メトロガール

あたし、東京の、どこにいるか、ごぞんじですか?

敵わない言葉

ロナウドが引退した。

2002年の日韓W杯、ロナウドリバウドロナウジーニョを擁したセレソンの鮮やかさは今も焼き付いている(あのときのロナウドのけったいなヘアスタイルも焼き付いている)。二度目の怪我だったか、脚を折って泣きながら運ばれていく姿も、忘れることはできない。

あまり熱心にスポーツを観る方ではないのに、十代の熱狂*1が冷めた今でもそれなりにサッカーに惹かれてしまうのは、それがもっとも、地域や階層を超える可能性を持った競技だからなのだろうか。

わたしはフィクションを愛している。けれど、どんなきれいな文章どんなドラマティックな物語だって、もしかしたらひとりの人間に敵わないのかもしれない、そう思わされる瞬間は確実にある。彼の34年間を市井の市民のそれと比較することはできないけれど、今日ロナウドの引退会見についての記事を読んで、感動的な小説を一冊読み終えたとき以上の感慨にいても立ってもいられない気分になり、ぐらぐらしたまま午後を過ごした。

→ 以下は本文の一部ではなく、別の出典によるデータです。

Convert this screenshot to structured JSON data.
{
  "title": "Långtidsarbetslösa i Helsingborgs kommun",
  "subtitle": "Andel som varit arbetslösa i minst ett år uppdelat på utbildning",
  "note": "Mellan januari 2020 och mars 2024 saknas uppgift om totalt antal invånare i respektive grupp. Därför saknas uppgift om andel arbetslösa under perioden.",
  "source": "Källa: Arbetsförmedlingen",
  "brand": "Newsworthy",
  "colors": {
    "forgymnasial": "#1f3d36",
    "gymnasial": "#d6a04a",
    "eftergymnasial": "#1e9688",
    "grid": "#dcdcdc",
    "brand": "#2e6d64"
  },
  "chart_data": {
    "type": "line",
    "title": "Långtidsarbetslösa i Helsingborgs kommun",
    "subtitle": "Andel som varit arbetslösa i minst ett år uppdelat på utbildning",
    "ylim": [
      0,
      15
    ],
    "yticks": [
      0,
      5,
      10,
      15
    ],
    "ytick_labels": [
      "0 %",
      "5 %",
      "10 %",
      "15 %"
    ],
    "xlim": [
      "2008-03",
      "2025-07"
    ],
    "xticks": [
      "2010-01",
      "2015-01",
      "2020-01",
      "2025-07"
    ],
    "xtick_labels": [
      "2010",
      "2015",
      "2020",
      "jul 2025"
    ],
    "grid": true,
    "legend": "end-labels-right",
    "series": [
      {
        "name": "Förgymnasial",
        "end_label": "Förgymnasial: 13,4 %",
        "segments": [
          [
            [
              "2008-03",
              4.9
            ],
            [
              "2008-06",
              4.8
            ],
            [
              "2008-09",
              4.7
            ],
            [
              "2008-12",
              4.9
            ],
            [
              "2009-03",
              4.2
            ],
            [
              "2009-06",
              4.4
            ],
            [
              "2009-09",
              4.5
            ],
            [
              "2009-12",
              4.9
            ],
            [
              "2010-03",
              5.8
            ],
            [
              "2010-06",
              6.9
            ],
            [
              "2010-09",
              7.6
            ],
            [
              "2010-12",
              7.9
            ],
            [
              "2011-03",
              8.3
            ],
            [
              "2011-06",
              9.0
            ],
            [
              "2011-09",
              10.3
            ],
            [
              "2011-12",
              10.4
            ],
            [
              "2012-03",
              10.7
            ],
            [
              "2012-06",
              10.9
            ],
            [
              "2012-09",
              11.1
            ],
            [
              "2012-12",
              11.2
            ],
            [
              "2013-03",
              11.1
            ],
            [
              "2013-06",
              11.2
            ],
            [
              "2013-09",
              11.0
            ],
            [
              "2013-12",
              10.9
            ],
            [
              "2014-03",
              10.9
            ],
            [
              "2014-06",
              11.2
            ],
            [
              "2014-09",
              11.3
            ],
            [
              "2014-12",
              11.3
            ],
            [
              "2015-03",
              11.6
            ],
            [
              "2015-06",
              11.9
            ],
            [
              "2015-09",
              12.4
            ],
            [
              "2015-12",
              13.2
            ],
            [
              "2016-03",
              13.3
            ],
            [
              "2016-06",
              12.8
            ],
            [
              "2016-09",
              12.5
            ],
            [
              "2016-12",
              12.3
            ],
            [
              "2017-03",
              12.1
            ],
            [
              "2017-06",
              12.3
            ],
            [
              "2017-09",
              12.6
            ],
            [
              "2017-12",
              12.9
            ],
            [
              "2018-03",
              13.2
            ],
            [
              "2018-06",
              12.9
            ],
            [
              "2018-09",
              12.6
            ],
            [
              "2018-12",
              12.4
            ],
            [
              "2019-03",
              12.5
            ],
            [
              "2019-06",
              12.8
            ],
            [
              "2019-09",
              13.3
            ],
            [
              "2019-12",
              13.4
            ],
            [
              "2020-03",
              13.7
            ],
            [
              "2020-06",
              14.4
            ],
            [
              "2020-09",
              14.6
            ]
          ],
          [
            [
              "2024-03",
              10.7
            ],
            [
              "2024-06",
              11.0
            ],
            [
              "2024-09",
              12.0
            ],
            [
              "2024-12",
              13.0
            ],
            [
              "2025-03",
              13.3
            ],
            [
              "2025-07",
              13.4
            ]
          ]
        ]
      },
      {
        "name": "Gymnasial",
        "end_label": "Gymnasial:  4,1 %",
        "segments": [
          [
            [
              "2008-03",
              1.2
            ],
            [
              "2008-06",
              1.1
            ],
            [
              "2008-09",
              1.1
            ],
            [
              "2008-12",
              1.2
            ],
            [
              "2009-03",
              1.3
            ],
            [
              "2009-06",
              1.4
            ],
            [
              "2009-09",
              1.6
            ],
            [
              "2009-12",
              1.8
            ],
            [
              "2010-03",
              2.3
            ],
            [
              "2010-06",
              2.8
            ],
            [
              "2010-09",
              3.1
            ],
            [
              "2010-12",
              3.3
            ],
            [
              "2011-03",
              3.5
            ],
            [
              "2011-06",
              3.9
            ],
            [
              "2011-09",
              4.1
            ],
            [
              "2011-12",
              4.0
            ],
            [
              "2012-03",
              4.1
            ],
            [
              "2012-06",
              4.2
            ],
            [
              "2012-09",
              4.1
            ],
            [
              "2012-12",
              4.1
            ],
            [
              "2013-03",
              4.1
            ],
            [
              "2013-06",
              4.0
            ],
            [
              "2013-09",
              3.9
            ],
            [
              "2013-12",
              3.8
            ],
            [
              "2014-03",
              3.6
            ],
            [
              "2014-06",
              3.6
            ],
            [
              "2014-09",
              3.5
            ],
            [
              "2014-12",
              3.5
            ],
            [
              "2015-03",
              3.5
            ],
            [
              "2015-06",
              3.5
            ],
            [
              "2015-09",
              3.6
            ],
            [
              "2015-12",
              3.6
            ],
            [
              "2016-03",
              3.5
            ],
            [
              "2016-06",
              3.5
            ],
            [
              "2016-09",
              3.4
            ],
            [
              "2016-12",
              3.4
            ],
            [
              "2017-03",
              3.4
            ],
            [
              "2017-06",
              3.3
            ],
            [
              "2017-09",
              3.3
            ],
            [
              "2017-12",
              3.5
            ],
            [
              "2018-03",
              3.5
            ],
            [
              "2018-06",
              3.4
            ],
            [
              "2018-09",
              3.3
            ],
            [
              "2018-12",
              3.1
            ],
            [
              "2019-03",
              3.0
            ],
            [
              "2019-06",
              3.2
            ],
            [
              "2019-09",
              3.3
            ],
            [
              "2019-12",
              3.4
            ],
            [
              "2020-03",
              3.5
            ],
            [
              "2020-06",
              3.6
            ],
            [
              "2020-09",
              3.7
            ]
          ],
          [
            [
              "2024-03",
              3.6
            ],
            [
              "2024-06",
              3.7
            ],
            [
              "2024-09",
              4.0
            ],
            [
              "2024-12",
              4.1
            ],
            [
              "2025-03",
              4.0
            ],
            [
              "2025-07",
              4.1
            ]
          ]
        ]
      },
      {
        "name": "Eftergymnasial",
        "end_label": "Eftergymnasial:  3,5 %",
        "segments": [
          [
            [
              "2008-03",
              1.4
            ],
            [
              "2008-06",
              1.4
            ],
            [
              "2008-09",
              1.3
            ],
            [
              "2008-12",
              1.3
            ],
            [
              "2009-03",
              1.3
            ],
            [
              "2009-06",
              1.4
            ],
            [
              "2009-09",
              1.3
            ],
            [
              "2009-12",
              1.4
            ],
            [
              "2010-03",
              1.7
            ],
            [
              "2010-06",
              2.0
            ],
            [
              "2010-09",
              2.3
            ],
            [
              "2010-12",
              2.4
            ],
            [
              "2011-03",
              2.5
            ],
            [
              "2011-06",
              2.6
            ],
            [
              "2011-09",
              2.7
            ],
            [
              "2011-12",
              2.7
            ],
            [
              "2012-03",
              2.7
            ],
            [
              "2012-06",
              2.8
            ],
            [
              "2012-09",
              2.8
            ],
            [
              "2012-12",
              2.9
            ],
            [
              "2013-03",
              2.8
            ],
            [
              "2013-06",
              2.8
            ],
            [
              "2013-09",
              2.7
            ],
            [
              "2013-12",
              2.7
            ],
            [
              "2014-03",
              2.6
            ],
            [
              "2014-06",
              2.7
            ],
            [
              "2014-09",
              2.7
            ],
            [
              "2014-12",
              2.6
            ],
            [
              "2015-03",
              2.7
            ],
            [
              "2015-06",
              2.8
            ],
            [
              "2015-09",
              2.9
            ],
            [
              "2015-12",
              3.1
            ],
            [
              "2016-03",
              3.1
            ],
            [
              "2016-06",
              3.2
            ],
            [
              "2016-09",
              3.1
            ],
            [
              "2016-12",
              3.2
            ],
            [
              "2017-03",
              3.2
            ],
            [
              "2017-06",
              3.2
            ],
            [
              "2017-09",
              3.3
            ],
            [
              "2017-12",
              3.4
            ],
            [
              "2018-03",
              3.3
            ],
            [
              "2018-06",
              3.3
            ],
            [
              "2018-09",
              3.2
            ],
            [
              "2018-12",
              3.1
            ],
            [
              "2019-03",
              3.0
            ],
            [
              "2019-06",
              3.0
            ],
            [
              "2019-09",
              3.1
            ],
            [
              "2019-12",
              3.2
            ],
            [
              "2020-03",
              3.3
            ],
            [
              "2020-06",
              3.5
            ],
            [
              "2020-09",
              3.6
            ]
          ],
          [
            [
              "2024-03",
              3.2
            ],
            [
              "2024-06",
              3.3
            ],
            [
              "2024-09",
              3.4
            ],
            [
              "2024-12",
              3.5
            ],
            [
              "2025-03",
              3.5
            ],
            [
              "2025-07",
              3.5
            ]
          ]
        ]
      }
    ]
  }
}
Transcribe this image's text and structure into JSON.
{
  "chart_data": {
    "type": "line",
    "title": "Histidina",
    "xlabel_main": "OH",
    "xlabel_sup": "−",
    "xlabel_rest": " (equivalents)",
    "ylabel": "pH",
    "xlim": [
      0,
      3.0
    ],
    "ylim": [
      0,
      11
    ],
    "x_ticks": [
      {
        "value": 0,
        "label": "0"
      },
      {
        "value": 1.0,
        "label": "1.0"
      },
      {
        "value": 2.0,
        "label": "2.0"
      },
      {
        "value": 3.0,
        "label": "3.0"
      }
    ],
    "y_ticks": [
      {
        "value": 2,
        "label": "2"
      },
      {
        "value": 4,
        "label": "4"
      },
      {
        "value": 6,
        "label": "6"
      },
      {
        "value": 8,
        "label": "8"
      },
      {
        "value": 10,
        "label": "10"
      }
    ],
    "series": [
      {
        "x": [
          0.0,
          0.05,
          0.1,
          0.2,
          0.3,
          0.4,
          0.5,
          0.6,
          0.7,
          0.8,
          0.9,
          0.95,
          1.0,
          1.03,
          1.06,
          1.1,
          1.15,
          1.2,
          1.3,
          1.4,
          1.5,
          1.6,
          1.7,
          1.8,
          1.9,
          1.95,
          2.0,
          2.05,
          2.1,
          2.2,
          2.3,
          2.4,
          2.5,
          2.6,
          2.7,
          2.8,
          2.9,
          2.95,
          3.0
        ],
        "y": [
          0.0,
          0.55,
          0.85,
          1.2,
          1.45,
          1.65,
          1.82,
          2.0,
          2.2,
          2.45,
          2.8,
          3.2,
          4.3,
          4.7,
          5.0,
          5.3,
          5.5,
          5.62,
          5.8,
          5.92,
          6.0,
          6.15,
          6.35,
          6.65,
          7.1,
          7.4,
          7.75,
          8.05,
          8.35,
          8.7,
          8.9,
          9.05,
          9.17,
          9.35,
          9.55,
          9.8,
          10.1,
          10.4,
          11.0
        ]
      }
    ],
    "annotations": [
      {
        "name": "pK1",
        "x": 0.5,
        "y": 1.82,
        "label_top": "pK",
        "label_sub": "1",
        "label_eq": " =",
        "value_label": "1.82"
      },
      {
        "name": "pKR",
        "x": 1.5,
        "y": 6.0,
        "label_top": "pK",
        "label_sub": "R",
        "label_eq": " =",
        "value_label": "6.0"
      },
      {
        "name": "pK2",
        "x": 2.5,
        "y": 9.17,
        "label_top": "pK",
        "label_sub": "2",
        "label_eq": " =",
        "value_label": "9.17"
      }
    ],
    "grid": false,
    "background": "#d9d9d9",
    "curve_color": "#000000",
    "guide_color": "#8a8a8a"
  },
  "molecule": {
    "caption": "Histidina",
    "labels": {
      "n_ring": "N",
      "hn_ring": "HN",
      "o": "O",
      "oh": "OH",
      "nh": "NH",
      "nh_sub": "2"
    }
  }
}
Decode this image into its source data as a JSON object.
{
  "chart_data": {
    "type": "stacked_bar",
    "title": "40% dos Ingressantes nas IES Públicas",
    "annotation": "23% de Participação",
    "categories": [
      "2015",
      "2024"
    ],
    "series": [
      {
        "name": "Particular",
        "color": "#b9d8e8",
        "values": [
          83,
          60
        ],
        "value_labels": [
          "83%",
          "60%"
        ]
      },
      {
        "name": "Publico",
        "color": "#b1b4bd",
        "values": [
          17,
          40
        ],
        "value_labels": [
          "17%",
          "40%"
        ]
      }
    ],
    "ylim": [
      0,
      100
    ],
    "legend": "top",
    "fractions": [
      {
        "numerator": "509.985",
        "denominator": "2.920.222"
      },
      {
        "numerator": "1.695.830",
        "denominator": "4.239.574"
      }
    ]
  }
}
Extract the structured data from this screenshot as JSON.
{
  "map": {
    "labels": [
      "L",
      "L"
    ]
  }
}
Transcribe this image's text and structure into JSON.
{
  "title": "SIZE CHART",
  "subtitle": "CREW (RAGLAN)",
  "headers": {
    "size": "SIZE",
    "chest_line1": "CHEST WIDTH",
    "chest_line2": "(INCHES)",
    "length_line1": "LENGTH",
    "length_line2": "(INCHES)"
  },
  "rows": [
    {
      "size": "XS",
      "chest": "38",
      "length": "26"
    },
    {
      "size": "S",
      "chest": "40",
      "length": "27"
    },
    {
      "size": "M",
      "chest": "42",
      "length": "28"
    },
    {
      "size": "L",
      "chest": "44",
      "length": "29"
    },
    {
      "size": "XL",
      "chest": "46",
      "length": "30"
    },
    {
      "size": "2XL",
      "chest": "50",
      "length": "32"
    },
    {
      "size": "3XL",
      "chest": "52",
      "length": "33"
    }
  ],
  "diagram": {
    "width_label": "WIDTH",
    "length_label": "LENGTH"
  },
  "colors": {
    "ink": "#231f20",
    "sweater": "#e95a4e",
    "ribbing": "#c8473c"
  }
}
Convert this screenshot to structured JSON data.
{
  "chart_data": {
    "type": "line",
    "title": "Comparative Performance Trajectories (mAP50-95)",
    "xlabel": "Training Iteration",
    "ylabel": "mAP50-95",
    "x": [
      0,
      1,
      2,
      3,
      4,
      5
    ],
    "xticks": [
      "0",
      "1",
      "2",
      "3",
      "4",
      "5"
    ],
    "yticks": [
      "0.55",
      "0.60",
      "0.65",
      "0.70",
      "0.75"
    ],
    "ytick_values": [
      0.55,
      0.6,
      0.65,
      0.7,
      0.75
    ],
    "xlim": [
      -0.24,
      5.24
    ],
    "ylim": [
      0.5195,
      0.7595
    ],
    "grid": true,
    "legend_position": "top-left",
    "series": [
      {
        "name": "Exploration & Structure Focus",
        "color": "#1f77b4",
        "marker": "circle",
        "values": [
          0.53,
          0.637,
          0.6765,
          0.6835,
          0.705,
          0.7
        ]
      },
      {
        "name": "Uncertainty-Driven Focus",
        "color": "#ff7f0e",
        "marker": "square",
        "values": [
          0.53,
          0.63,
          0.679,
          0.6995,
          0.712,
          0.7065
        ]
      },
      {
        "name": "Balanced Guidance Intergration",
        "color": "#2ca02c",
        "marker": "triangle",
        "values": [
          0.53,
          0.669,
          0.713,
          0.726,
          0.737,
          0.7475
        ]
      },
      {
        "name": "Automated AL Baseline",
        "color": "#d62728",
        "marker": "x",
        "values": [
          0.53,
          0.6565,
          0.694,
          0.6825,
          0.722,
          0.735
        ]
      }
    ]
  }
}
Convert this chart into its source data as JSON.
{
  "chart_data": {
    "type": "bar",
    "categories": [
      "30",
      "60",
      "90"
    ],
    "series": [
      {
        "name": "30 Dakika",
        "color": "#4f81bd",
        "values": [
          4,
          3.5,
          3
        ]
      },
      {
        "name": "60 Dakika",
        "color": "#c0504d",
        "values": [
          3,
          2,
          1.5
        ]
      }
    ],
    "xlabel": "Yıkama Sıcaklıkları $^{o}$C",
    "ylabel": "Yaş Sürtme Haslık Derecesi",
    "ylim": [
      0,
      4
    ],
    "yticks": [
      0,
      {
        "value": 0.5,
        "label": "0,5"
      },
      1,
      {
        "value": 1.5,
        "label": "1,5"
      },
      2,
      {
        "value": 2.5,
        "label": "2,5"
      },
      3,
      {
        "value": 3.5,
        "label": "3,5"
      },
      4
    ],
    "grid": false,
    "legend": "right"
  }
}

たくさんの敗戦と数え切れないほどの勝利に彩られた、最高に素晴らしく感動的なサッカー人生だった。たくさんの友情に恵まれ、誰からも憎まれることなく引退できると信じている。
ミランでプレーしていた当時、甲状腺ホルモンの分泌量に異常が見つかり、精密検査の結果、新陳代謝の働きが不十分となる甲状腺機能低下症と診断された。そして、この疾患をうまくコントロールするためには、サッカーの世界ではドーピング薬物として禁止されているホルモン剤を摂取する必要があった。これまで散々と僕の体重のことを嘲笑の種にしてきた人たちは、この言葉を聞いて自分たちの軽率な発言にさぞかし後悔しているだろうね。しかし、そのことは根に持っていないよ。僕に引退を決意させたのは、度重なるけがのせいだ。ここ2年間で、僕の足と筋肉は変わり果てた姿になり、最近では苦痛に耐えることもままならない状態となってしまっていた。
コパ・リベルタドーレスを手に入れる夢が最後までかなわなかったことについて)あれほどまでに追い求め、夢にまで見ていたタイトルをあきらめなければならないのは本当につらい。気持ちだけなら、まだ戦い続ける準備は十分だが、時には敗北を認めることも必要だと思う。僕は僕自身の体に負けてしまったんだ。頭の中では相手DFを振り切っているはずなのに、体が反応できないという状況は耐えられないものだった。
引退を決めた瞬間から、病院の集中治療室にいる気分だった。そして、引退を正式に告げた今、人生における一度目の死を経験した心境だよ。
(出典:スポーツナビ

*1:ちょうどJリーグ世代+思春期にアトランタ五輪その他が重なったこともあり一時期は真剣にサッカーを観ていた。近所でキャンプしていたサンフレの練習試合を観に行き当時好きだった柳本選手らに写真やサインをお願いしたこともある。川口能活カレンダーを買ったこともある(これはちょっと若気の至りかも)。イギリスではプレミアがテレビで観放題であることに衝撃を受けつつ当時好きだったギグスグッズを買い集めた。